Jiangsu Key Laboratory for Pharmacology and Safety Evaluation of Chinese Materia Medica, Nanjing University of Chinese Medicine, Nanjing, China.
Law Sau Fai Institute for Advancing Translational Medicine in Bone and Joint Diseases, School of Chinese Medicine, Hong Kong Baptist University, Hong Kong, China.
Br J Pharmacol. 2023 Oct;180(19):2577-2598. doi: 10.1111/bph.16156. Epub 2023 Jun 26.
Senescence in hepatic stellate cells (HSCs) limits liver fibrosis. Glutaminolysis promotes HSC activation. Here, we investigated how emodin affected HSC senescence involving glutaminolysis.
Senescence, glutaminolysis metabolites, Nur77 nuclear translocation, glutaminase 1 (GLS1) promoter methylation and related signalling pathways were examined in human HSC-LX2 cells using multiple cellular and molecular approaches. Fibrotic mice with shRNA-mediated knockdown of Nur77 were treated with emodin-vitamin A liposome for investigating the mechanisms in vivo. Human fibrotic liver samples were examined to verify the clinical relevance.

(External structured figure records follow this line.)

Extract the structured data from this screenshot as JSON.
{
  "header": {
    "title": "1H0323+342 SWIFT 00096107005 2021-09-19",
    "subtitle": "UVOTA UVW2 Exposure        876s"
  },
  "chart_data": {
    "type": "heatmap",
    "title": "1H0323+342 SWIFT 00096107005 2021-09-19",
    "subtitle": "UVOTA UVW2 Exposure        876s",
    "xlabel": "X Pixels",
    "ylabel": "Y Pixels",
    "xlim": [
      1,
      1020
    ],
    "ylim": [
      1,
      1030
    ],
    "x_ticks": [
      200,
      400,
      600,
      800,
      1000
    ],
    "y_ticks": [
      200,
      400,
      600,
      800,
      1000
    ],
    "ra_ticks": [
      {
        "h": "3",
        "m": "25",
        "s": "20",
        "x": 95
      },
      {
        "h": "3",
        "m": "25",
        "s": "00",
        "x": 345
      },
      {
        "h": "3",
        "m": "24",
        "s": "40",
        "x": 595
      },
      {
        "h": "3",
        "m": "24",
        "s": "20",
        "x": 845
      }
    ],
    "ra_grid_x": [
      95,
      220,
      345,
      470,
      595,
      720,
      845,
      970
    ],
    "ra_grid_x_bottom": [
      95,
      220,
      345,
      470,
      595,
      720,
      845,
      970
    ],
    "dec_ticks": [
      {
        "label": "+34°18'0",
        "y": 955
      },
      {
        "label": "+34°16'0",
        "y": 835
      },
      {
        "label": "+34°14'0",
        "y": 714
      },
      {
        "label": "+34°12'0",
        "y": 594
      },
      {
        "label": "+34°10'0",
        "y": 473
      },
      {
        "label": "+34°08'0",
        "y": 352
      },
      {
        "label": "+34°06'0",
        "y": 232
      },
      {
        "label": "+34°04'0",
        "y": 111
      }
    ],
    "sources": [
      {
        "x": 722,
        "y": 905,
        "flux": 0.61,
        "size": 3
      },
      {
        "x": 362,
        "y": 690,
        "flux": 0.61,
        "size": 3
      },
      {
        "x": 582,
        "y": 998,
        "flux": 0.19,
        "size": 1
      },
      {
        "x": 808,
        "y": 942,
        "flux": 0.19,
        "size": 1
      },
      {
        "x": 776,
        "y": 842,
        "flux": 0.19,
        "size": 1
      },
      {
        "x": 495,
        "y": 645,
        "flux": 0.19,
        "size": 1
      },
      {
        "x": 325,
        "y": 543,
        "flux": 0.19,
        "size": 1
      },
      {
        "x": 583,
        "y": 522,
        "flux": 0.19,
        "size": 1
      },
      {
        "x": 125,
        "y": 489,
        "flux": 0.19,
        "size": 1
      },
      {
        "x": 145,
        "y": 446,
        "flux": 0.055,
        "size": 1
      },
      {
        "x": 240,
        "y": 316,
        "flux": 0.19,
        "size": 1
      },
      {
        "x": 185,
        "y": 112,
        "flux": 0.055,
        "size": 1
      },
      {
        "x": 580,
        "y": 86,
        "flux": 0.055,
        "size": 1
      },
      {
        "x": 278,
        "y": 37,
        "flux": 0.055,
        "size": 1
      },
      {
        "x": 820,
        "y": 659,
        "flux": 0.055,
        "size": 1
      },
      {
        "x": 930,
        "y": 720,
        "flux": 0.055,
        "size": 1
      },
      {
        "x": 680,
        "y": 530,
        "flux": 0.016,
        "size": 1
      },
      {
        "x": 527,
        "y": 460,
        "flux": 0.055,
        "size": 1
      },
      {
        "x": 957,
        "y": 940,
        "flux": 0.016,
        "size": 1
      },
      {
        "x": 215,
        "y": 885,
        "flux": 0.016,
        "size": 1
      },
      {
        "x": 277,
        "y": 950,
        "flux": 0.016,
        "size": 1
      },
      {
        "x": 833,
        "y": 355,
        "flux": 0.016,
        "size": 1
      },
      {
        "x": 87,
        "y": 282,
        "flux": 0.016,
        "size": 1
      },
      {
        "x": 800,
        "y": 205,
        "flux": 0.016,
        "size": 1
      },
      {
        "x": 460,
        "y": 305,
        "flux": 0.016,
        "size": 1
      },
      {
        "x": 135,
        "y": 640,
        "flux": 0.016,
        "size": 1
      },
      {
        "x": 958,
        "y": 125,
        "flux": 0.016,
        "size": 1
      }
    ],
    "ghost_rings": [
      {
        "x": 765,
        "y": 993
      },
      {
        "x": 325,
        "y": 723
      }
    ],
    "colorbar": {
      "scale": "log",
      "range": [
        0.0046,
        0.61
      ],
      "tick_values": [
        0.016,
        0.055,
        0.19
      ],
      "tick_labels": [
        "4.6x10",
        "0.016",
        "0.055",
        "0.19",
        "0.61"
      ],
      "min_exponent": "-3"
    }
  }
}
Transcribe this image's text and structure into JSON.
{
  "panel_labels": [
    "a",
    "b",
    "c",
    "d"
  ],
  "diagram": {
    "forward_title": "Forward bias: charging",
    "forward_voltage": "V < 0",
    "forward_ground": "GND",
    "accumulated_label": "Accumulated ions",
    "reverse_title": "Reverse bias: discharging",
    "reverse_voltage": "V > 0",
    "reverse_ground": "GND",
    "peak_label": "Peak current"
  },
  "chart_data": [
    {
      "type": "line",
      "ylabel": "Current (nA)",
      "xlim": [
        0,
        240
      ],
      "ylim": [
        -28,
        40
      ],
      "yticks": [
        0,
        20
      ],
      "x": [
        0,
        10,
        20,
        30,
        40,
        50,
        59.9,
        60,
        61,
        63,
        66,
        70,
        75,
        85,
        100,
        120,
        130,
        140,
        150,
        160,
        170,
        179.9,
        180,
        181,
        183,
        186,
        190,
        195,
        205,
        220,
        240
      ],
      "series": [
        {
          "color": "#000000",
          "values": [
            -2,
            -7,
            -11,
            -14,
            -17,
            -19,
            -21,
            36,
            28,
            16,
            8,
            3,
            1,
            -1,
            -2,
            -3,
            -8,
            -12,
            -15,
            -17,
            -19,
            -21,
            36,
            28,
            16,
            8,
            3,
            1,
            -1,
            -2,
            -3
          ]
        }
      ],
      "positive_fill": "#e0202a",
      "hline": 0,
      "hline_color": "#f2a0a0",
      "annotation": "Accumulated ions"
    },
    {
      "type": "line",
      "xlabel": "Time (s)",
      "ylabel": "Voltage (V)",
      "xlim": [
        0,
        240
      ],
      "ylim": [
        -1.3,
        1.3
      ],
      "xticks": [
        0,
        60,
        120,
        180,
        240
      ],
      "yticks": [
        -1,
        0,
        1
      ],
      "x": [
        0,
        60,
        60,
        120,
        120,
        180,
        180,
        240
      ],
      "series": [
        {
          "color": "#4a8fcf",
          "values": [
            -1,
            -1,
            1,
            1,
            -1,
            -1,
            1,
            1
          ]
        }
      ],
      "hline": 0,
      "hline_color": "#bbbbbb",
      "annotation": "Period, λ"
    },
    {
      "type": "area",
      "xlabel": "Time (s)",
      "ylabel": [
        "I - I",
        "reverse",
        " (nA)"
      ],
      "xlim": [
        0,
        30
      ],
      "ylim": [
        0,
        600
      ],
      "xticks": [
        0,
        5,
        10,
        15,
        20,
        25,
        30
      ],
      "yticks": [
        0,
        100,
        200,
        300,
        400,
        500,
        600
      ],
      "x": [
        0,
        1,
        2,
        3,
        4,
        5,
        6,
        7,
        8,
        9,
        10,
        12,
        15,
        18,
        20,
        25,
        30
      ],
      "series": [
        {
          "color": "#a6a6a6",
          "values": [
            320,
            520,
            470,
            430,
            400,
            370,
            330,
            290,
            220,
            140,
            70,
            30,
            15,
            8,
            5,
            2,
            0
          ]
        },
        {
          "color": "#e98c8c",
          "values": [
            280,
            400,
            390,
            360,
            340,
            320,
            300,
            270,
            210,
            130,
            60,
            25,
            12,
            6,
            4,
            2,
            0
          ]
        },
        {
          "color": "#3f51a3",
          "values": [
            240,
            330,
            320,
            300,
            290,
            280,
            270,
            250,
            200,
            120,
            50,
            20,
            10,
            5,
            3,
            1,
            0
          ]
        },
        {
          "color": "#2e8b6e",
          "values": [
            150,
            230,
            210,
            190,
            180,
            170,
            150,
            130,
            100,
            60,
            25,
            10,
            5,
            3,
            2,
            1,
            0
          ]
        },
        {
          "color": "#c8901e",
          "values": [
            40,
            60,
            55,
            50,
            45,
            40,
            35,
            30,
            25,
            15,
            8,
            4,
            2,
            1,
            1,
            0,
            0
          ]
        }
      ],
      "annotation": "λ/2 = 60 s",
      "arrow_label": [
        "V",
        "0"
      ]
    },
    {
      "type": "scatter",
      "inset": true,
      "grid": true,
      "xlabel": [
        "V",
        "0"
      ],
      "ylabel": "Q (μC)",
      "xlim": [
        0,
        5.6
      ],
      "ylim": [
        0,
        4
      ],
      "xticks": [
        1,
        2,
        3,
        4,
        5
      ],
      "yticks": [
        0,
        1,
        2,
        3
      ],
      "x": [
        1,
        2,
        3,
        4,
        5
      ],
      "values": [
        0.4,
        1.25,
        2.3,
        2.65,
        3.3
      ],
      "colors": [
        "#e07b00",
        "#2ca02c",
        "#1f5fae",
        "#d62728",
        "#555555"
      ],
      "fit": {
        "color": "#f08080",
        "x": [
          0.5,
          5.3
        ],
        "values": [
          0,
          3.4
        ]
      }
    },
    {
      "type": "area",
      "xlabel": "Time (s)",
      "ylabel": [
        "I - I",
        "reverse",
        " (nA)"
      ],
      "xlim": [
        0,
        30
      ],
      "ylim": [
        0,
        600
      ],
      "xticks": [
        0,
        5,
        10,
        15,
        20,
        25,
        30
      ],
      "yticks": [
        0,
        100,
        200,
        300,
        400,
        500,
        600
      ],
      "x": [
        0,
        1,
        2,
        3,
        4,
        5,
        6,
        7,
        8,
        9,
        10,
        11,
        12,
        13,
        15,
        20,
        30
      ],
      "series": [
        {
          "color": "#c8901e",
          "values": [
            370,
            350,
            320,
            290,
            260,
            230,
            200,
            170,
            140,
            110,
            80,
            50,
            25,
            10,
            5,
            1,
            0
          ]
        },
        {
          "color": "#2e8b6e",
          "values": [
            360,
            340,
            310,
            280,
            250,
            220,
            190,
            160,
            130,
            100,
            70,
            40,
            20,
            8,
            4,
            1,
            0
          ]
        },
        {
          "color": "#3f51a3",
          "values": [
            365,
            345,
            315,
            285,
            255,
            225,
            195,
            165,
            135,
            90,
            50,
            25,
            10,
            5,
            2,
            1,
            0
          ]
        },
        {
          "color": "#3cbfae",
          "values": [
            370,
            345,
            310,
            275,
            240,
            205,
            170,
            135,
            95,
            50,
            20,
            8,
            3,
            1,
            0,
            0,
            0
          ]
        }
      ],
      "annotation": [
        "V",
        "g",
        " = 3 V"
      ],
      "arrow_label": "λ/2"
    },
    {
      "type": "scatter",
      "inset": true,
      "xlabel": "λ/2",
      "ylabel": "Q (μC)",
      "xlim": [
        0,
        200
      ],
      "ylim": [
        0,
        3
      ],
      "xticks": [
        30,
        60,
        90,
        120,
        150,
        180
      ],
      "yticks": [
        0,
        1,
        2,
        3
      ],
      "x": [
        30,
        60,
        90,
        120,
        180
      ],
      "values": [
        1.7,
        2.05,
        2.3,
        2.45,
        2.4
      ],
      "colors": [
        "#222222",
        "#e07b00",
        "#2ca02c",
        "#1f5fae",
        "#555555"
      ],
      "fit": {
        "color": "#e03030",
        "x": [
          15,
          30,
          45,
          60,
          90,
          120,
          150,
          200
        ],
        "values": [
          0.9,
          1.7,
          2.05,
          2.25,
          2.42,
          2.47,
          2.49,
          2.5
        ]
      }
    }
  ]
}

Emodin upregulated several key markers of senescence and inhibited glutaminolysis cascade in HSCs. Emodin promoted Nur77 nuclear translocation, and knockdown of Nur77 abolished emodin blockade of glutaminolysis and induction of HSC senescence. Mechanistically, emodin facilitated Nur77/DNMT3b interaction and increased GLS1 promoter methylation, leading to inhibited GLS1 expression and blockade of glutaminolysis. Moreover, the glutaminolysis intermediate α-ketoglutarate promoted extracellular signal-regulated kinase (ERK) phosphorylation, which in turn phosphorylated Nur77 and reduced its interaction with DNMT3b. This led to decreased GLS1 promoter methylation and increased GLS1 expression, forming an ERK/Nur77/glutaminolysis positive feedback loop. However, emodin repressed ERK phosphorylation and interrupted the feedback cascade, stimulating senescence in HSCs. Studies in mice showed that emodin-vitamin A liposome inhibited glutaminolysis and induced senescence in HSCs, and consequently alleviated liver fibrosis; but knockdown of Nur77 abrogated these beneficial effects. Similar alterations were validated in human fibrotic liver tissues.
Emodin stimulated HSC senescence through interruption of glutaminolysis. HSC-targeted delivery of emodin represented a therapeutic option for liver fibrosis.
肝星状细胞(HSCs)衰老可限制肝纤维化。谷氨酰胺分解代谢可促进 HSC 活化。在此,我们研究了大黄素如何通过谷氨酰胺分解代谢影响 HSC 衰老。
采用多种细胞和分子方法,在人 HSC-LX2 细胞中检测衰老、谷氨酰胺分解代谢产物、Nur77 核易位、谷氨酰胺酶 1(GLS1)启动子甲基化及相关信号通路。利用 shRNA 介导的 Nur77 敲低的肝纤维化小鼠用大黄素-维生素 A 脂质体治疗,以在体内研究其机制。检测人纤维性肝组织样本以验证其临床相关性。
大黄素上调了 HSCs 衰老的几个关键标志物,并抑制了谷氨酰胺分解代谢级联反应。大黄素促进 Nur77 核易位,而 Nur77 敲低则消除了大黄素对谷氨酰胺分解代谢和 HSC 衰老的抑制作用。在机制上,大黄素促进了 Nur77/DNMT3b 相互作用,增加了 GLS1 启动子甲基化,导致 GLS1 表达受抑制和谷氨酰胺分解代谢受阻。此外,谷氨酰胺分解代谢中间产物α-酮戊二酸促进细胞外信号调节激酶(ERK)磷酸化,进而磷酸化 Nur77 并减少其与 DNMT3b 的相互作用。这导致 GLS1 启动子甲基化减少和 GLS1 表达增加,形成了一个 ERK/Nur77/谷氨酰胺分解代谢正反馈回路。然而,大黄素抑制了 ERK 磷酸化并打断了该反馈级联,刺激了 HSCs 衰老。在小鼠中的研究表明,大黄素-维生素 A 脂质体抑制了 HSCs 的谷氨酰胺分解代谢并诱导其衰老,从而减轻了肝纤维化;但 Nur77 敲低则消除了这些有益作用。在人纤维性肝组织中也验证了类似的改变。
大黄素通过打断谷氨酰胺分解代谢刺激了 HSC 衰老。大黄素靶向 HSC 治疗可能为肝纤维化提供一种治疗选择。